Search code examples
csslopenssl

Make OpenSSL accept expired certificates

I'm digging through the source code, trying to find a way to get OpenSSL to always accept expired certificates. I can't find the link between the expired errors/alarms and the actual checking code. Can anyone point me in the right direction? (My C isn't great, I'm relying on what can be carried over from C++)

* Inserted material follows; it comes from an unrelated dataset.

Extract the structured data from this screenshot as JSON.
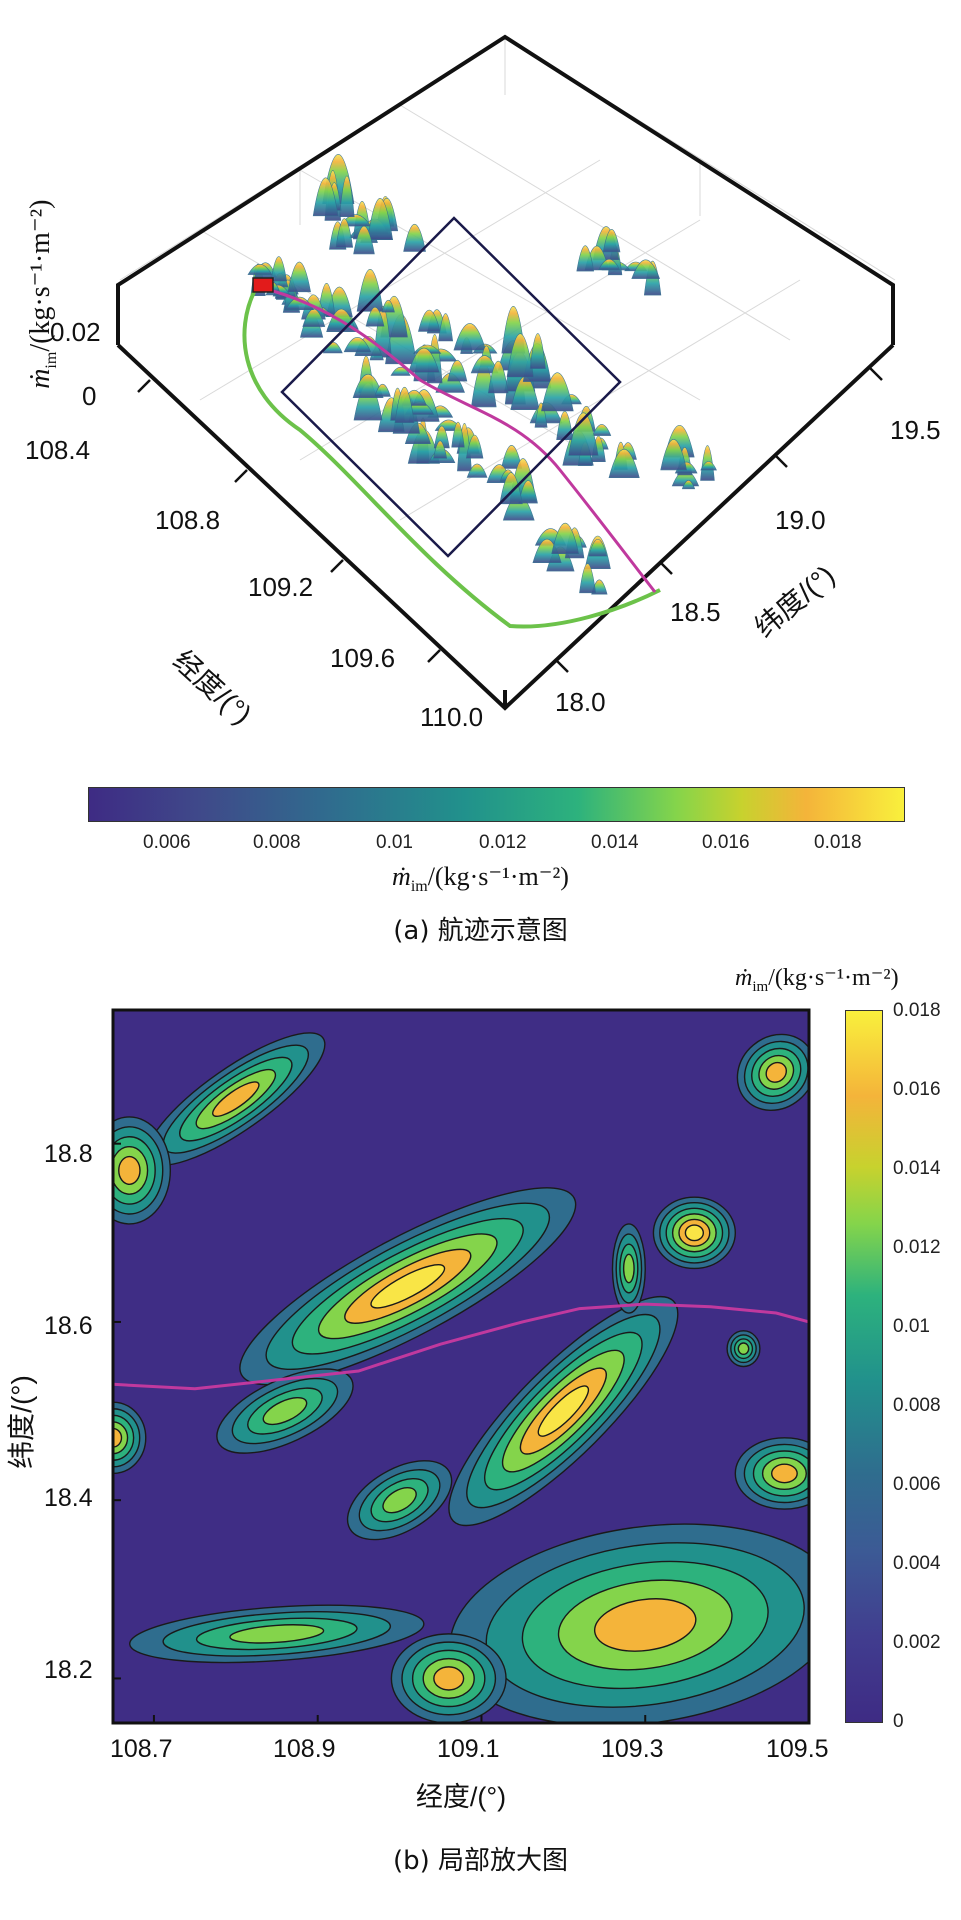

The reason I want to accept expired certificates is because we have a tonne of embedded systems whose certs will expire in a few months (updating not an option because they're either off or in mass storage). The server these connect to knows to only accept these systems so allowing expired certs seemed like the most straightforward solution.

Solution

  • Make OpenSSL accept expired certificates...

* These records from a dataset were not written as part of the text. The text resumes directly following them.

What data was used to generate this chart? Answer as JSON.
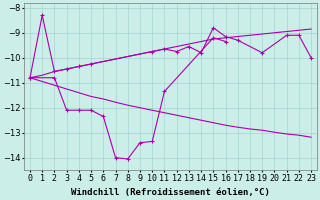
{
  "x": [
    0,
    1,
    2,
    3,
    4,
    5,
    6,
    7,
    8,
    9,
    10,
    11,
    12,
    13,
    14,
    15,
    16,
    17,
    18,
    19,
    20,
    21,
    22,
    23
  ],
  "line_reg1": [
    -10.8,
    -10.7,
    -10.55,
    -10.45,
    -10.35,
    -10.25,
    -10.15,
    -10.05,
    -9.95,
    -9.85,
    -9.75,
    -9.65,
    -9.55,
    -9.45,
    -9.35,
    -9.25,
    -9.2,
    -9.15,
    -9.1,
    -9.05,
    -9.0,
    -8.95,
    -8.9,
    -8.85
  ],
  "line_reg2": [
    -10.8,
    -10.95,
    -11.1,
    -11.25,
    -11.4,
    -11.55,
    -11.65,
    -11.78,
    -11.9,
    -12.0,
    -12.1,
    -12.2,
    -12.3,
    -12.4,
    -12.5,
    -12.6,
    -12.7,
    -12.78,
    -12.85,
    -12.9,
    -12.98,
    -13.05,
    -13.1,
    -13.18
  ],
  "line_upper_jagged_x": [
    0,
    1,
    2,
    3,
    4,
    5,
    10,
    11,
    12,
    13,
    14,
    15,
    16,
    17,
    19,
    21,
    22,
    23
  ],
  "line_upper_jagged_y": [
    -10.8,
    -8.3,
    -10.55,
    -10.45,
    -10.35,
    -10.25,
    -9.75,
    -9.65,
    -9.75,
    -9.55,
    -9.8,
    -8.8,
    -9.15,
    -9.3,
    -9.8,
    -9.1,
    -9.1,
    -10.0
  ],
  "line_lower_jagged_x": [
    0,
    2,
    3,
    4,
    5,
    6,
    7,
    8,
    9,
    10,
    11,
    15,
    16
  ],
  "line_lower_jagged_y": [
    -10.8,
    -10.8,
    -12.1,
    -12.1,
    -12.1,
    -12.35,
    -14.0,
    -14.05,
    -13.4,
    -13.35,
    -11.35,
    -9.2,
    -9.35
  ],
  "ylim": [
    -14.5,
    -7.8
  ],
  "xlim": [
    -0.5,
    23.5
  ],
  "xlabel": "Windchill (Refroidissement éolien,°C)",
  "bg_color": "#cceee8",
  "line_color": "#aa00aa",
  "grid_color": "#99cccc",
  "label_fontsize": 6.5,
  "tick_fontsize": 6.0
}
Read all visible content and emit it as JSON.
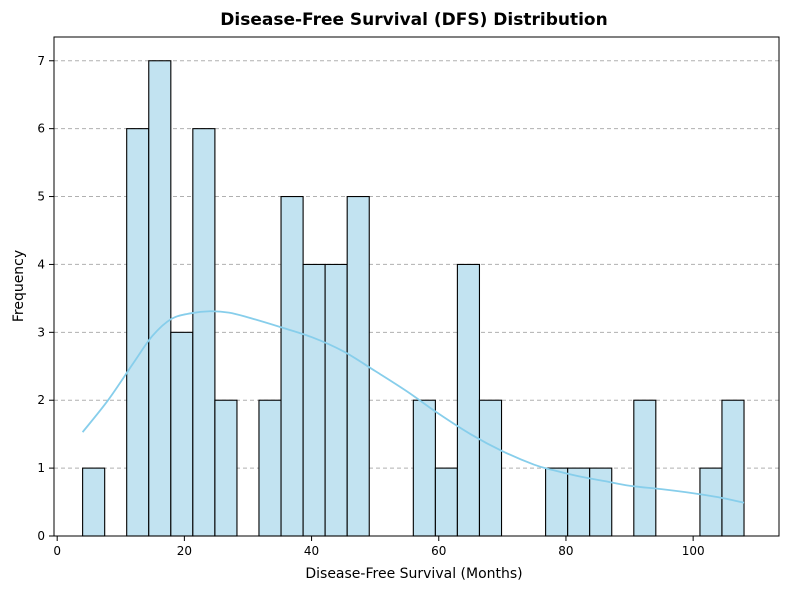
{
  "chart_data": {
    "type": "bar",
    "title": "Disease-Free Survival (DFS) Distribution",
    "xlabel": "Disease-Free Survival (Months)",
    "ylabel": "Frequency",
    "xlim": [
      -0.5,
      113.5
    ],
    "ylim": [
      0,
      7.35
    ],
    "xticks": [
      0,
      20,
      40,
      60,
      80,
      100
    ],
    "yticks": [
      0,
      1,
      2,
      3,
      4,
      5,
      6,
      7
    ],
    "grid": "y-dashed",
    "bin_edges": [
      4,
      7.47,
      10.93,
      14.4,
      17.87,
      21.33,
      24.8,
      28.27,
      31.73,
      35.2,
      38.67,
      42.13,
      45.6,
      49.07,
      52.53,
      56,
      59.47,
      62.93,
      66.4,
      69.87,
      73.33,
      76.8,
      80.27,
      83.73,
      87.2,
      90.67,
      94.13,
      97.6,
      101.07,
      104.53,
      108
    ],
    "counts": [
      1,
      0,
      6,
      7,
      3,
      6,
      2,
      0,
      2,
      5,
      4,
      4,
      5,
      0,
      0,
      2,
      1,
      4,
      2,
      0,
      0,
      1,
      1,
      1,
      0,
      2,
      0,
      0,
      1,
      2
    ],
    "kde": {
      "x": [
        4,
        8,
        12,
        15,
        18,
        21,
        24,
        27,
        30,
        35,
        40,
        45,
        50,
        55,
        60,
        65,
        70,
        75,
        78,
        82,
        86,
        90,
        95,
        100,
        104,
        108
      ],
      "y": [
        1.53,
        2.0,
        2.55,
        2.95,
        3.2,
        3.28,
        3.31,
        3.29,
        3.22,
        3.08,
        2.93,
        2.72,
        2.43,
        2.13,
        1.8,
        1.5,
        1.25,
        1.05,
        0.97,
        0.88,
        0.81,
        0.74,
        0.69,
        0.63,
        0.57,
        0.49
      ]
    },
    "colors": {
      "bar_fill": "#c2e3f1",
      "kde_line": "#87ceeb",
      "edge": "#000000"
    }
  }
}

    In your verification callback function, you should accept both X509_V_OK and X509_V_ERR_CERT_HAS_EXPIRED. Maybe something like:

    int verify_callback(int preverify, X509_STORE_CTX* x509_ctx)
{
    /* For error codes, see http://www.openssl.org/docs/apps/verify.html  */
    int err = X509_STORE_CTX_get_error(x509_ctx);

    if(preverify == 0)
    {
        if(err == X509_V_ERR_UNABLE_TO_GET_ISSUER_CERT_LOCALLY)
            fprintf(stdout, "  Error = X509_V_ERR_UNABLE_TO_GET_ISSUER_CERT_LOCALLY\n");
        else if(err == X509_V_ERR_CERT_UNTRUSTED)
            fprintf(stdout, "  Error = X509_V_ERR_CERT_UNTRUSTED\n");
        else if(err == X509_V_ERR_SELF_SIGNED_CERT_IN_CHAIN)
            fprintf(stdout, "  Error = X509_V_ERR_SELF_SIGNED_CERT_IN_CHAIN\n");
        else if(err == X509_V_ERR_CERT_NOT_YET_VALID)
            fprintf(stdout, "  Error = X509_V_ERR_CERT_NOT_YET_VALID\n");
        else if(err == X509_V_ERR_CERT_HAS_EXPIRED)
            fprintf(stdout, "  Error = X509_V_ERR_CERT_HAS_EXPIRED\n");
        else if(err == X509_V_OK)
            fprintf(stdout, "  Error = X509_V_OK\n");
        else
            fprintf(stdout, "  Error = %d\n", err);
    }

    if (err == X509_V_OK || err == X509_V_ERR_CERT_HAS_EXPIRED)
        return 1;

    return preverify;
}

    Another problem with older mobile and IoT gadgets are lack of clocks and/or aux power. You may need to allow X509_V_ERR_CERT_NOT_YET_VALID too. You will observe this for a device that powers on and thinks its in the 1990s or 2000s. Older phones without a SIM experience this all the time. I've also observed it in modern [low end] Android phones.